Where do relationships fit into the picture when it comes to our heart health? Can our emotions, either positive or negative, in our closest personal relationships put us at an increased risk for developing heart disease?
Whether or not negative, personal relationships affect our risk for developing heart disease was examined by the Whitehall II study. The long-term study began in 1985 and followed a group of more than 10,000 participants for an average of 12.2 years. Participants consisted of both men and women and ranged in age from 35 – 55 years old. Researchers controlled for psychosocial factors (depression, anxiety, worry, stress) as well as lifestyle, social demographics (age, marital status, sex, employment status,) and biological factors (high blood pressure, diabetes, obesity and cholesterol levels).

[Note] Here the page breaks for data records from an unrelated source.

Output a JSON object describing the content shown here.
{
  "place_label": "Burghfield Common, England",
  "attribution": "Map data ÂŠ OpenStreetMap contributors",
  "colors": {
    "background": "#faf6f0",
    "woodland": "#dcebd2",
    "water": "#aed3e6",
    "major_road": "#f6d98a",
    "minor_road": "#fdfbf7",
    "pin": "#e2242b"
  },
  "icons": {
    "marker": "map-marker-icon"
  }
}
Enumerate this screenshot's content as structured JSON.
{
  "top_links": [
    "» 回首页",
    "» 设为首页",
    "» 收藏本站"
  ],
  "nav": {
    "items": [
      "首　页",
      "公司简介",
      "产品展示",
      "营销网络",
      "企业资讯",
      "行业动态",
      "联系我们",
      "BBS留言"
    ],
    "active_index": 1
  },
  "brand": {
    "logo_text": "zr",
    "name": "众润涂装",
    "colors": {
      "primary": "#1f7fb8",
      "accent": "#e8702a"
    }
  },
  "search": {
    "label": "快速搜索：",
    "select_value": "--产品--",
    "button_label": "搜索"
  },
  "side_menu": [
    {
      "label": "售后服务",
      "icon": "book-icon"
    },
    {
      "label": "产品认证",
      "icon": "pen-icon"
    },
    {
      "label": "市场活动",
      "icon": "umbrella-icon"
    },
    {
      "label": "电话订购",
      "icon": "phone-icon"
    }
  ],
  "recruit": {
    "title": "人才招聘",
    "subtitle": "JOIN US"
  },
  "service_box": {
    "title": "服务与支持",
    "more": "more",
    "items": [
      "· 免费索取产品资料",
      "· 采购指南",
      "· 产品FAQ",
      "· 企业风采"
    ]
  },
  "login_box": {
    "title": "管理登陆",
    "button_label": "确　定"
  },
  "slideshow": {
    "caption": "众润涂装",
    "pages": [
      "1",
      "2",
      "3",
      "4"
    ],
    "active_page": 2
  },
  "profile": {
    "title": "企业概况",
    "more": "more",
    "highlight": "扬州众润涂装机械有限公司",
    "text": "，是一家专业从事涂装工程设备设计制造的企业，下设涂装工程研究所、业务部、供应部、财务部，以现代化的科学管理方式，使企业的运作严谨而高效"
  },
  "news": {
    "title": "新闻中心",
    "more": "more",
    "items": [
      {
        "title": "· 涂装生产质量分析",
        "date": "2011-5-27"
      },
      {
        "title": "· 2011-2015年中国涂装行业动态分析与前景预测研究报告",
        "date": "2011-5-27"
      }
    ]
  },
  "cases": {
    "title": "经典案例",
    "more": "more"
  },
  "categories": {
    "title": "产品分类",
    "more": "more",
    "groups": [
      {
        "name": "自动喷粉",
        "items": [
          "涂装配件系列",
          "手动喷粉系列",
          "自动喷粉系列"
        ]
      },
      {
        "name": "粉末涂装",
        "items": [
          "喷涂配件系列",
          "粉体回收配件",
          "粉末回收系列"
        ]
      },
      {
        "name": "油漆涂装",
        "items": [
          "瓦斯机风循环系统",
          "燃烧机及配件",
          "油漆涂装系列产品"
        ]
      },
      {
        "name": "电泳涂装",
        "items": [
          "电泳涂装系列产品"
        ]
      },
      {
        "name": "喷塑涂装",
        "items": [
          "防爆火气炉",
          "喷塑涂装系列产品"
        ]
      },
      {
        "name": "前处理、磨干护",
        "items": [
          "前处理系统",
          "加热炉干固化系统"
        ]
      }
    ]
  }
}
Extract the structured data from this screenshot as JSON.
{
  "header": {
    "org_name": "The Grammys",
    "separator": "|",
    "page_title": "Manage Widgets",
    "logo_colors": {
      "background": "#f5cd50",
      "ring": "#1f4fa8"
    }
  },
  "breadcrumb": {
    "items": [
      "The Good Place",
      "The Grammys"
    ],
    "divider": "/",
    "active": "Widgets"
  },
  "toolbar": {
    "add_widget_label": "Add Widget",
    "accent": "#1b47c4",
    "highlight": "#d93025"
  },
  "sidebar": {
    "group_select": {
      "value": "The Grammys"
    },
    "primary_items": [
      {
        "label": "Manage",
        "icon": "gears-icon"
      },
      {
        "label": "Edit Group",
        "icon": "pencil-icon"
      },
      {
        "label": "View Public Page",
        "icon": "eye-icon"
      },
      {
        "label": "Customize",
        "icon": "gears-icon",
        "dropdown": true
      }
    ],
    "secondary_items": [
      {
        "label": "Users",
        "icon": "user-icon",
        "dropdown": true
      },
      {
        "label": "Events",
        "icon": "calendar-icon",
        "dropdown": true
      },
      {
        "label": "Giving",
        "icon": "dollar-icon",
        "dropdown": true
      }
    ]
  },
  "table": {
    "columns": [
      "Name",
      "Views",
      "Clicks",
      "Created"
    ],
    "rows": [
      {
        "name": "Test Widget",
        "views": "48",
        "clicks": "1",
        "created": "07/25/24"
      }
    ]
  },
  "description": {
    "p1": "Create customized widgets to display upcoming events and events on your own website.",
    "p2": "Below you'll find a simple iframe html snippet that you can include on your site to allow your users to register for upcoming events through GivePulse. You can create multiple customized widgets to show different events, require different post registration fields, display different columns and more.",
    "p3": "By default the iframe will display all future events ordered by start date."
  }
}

During the course of the study, participants were given questionnaires designed to evaluate the negative aspects of their closest personal relationships. Although the questionnaire allowed participants to respond with a maximum of four close relationships, researchers only evaluated the relationship which was identified as being the closest by the participant. Researchers divided responses into those where the closest relationship identified was the spouse or partner versus non-spouse, non-partner. Sixty-four percent of all first close personal relationships identified were spouses. Responses were also evaluated by the type of relationship: confiding/emotional support (confides in close relationship, self-esteem builder, shares values or interests) or practical support (i.e. actual practical support or help provided by the closest personal relationship to the participant).